Temos a noção de que o combate se faz através de uma vertente preventiva. A prevenção primária, que é quando o crime ainda não ocorreu, exige políticas públicas de acesso ao direito social sagrado, como educação, saúde e trabalho digno, para evitar que potenciais vítimas se tornem de fato vítimas. Sobre a prevenção estatutária, quando o crime já ocorreu, precisamos qualificar essas pessoas para evitar que se tornem novamente vítimas e possam ser inseridas no mercado de trabalho digno.
O nosso gargalo é a vertente preventiva. Nisso, o Brasil não é modelo: ao contrário, deixamos a desejar bastante na prevenção primária e secundária, mas o grande gargalo é o acolhimento dessa vítima.
Como foi o processo de organização e consolidação das informações e desenvolvimento da plataforma do Observatório Digital do Trabalho Escravo? Qual a importância dele, na sua visão, para o acesso ao conhecimento, transparência e controle social?
O Observatório é uma iniciativa do Comitê de Gestão de Informações do MPT, que fez uma parceria com a OIT para gestão de informações relacionadas ao trabalho escravo. Tanto o comitê, quanto a OIT, requisitaram uma série de informações constantes de banco de dados públicos e governamentais, a maioria do próprio MPT, que tem uma série de sistemas e informações que não conversavam entre si. O desafio foi organizar e sistematizar as informações .

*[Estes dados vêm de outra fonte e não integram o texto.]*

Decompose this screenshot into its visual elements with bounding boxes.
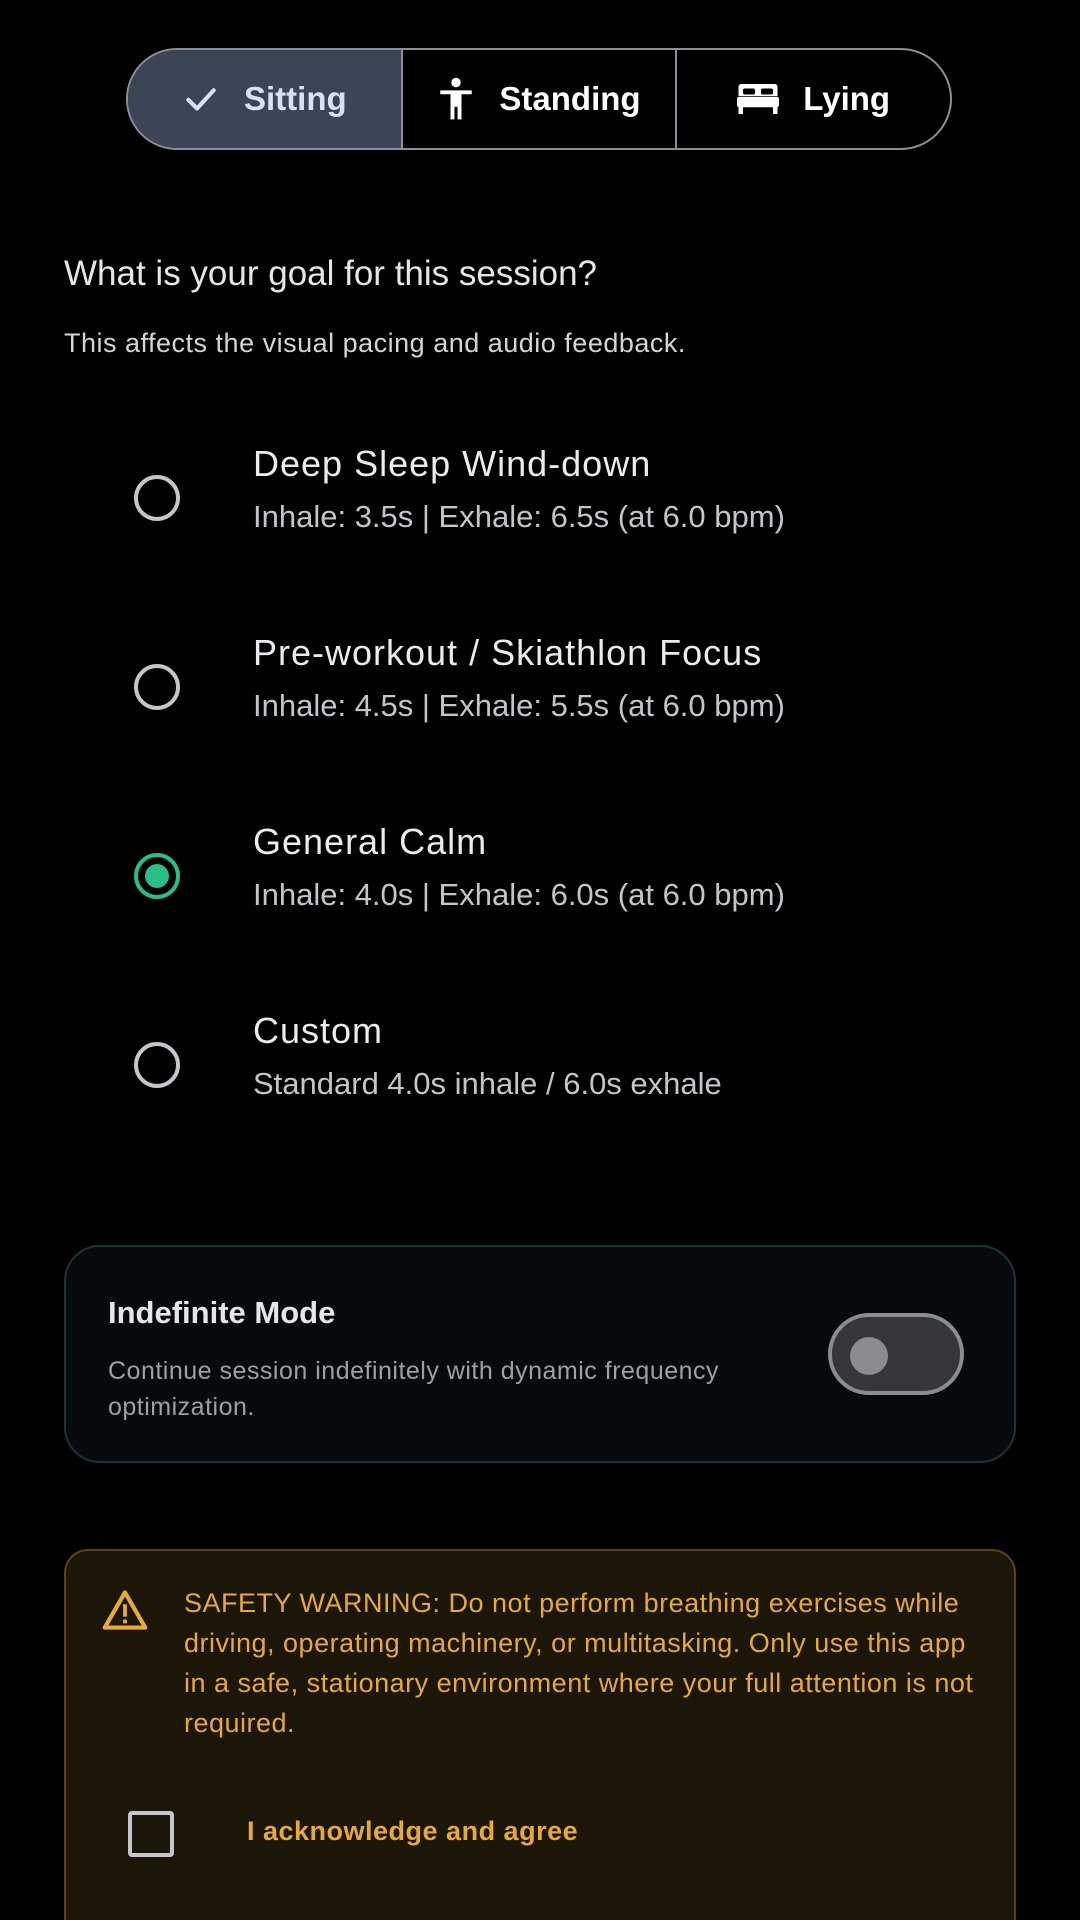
radio-button[interactable] [134,664,180,710]
breathing-session-setup: Sitting Standing Lying What is your goal… [0,0,1080,1920]
goal-question-heading: What is your goal for this session? [64,254,598,293]
goal-option-title: General Calm [253,821,488,862]
goal-option-custom[interactable]: Custom Standard 4.0s inhale / 6.0s exhal… [64,990,1016,1140]
acknowledge-checkbox[interactable] [128,1811,174,1857]
goal-option-title: Pre-workout / Skiathlon Focus [253,632,763,673]
bed-icon [737,83,780,115]
safety-warning-text: SAFETY WARNING: Do not perform breathing… [184,1588,974,1738]
goal-option-subtitle: Inhale: 4.0s | Exhale: 6.0s (at 6.0 bpm) [253,877,785,912]
radio-button[interactable] [134,1042,180,1088]
goal-option-subtitle: Inhale: 3.5s | Exhale: 6.5s (at 6.0 bpm) [253,499,785,534]
goal-option-pre-workout[interactable]: Pre-workout / Skiathlon Focus Inhale: 4.… [64,612,1016,762]
goal-option-general-calm[interactable]: General Calm Inhale: 4.0s | Exhale: 6.0s… [64,801,1016,951]
indefinite-mode-toggle[interactable] [828,1313,964,1395]
goal-option-subtitle: Inhale: 4.5s | Exhale: 5.5s (at 6.0 bpm) [253,688,785,723]
indefinite-mode-title: Indefinite Mode [108,1295,336,1330]
segment-standing[interactable]: Standing [403,50,678,148]
goal-option-title: Custom [253,1010,384,1051]
goal-option-deep-sleep[interactable]: Deep Sleep Wind-down Inhale: 3.5s | Exha… [64,423,1016,573]
goal-hint-text: This affects the visual pacing and audio… [64,328,686,358]
goal-option-subtitle: Standard 4.0s inhale / 6.0s exhale [253,1066,722,1101]
segment-sitting-label: Sitting [244,80,347,117]
person-standing-icon [437,77,475,121]
posture-segmented-control: Sitting Standing Lying [126,48,952,150]
toggle-knob [850,1337,888,1375]
indefinite-mode-description: Continue session indefinitely with dynam… [108,1357,720,1421]
indefinite-mode-card: Indefinite Mode Continue session indefin… [64,1245,1016,1463]
goal-option-title: Deep Sleep Wind-down [253,443,652,484]
segment-sitting[interactable]: Sitting [128,50,403,148]
safety-warning-card: SAFETY WARNING: Do not perform breathing… [64,1549,1016,1920]
warning-triangle-icon [102,1589,148,1636]
radio-button[interactable] [134,475,180,521]
segment-lying[interactable]: Lying [677,50,950,148]
acknowledge-label[interactable]: I acknowledge and agree [247,1816,578,1847]
segment-lying-label: Lying [803,80,891,117]
check-icon [182,80,220,118]
segment-standing-label: Standing [499,80,641,117]
radio-button-selected[interactable] [134,853,180,899]
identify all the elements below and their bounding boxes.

Por exemplo, hoje nós não temos apenas dados relacionados aos trabalhadores, em determinados municípios e regiões, mas temos informações de evidências de que uma grande parte dos trabalhadores estão sendo aliciados em todo o território nacional. Isso ficou evidente através da análise dessas informações por esse instrumento.
É um projeto em curso, que não está acabado. Temos outros bancos públicos para travar esse diálogo. Tivemos recentemente os bancos de dados do Bolsa Família e pretendemos fazer uma vinculação de quantos trabalhadores resgatados recebem ou não o Bolsa Família. Temos a vinculação com o banco de dados de óbito do SUS para saber se de fato eles morrem mais cedo que os que não estão submetidos ao trabalho escravo. É o pontapé inicial para algo maior que vamos desenvolver.
O Observatório serve tanto para o público em geral, porque qualquer pessoa pode acessar e também dá transparência a esse combate à escravidão contemporânea feito pelos órgãos públicos. Mas, sobretudo, faz com que os próprios órgãos e entidades que hasteiam a bandeira possam se utilizar dessas informações e evidências para aprimorar o combate a escravidão contemporânea.
Isso subsidia os nossos inquéritos, inclusive ações judiciais e projetos e direciona a implementação de políticas públicas. Por isso ele é tão importante.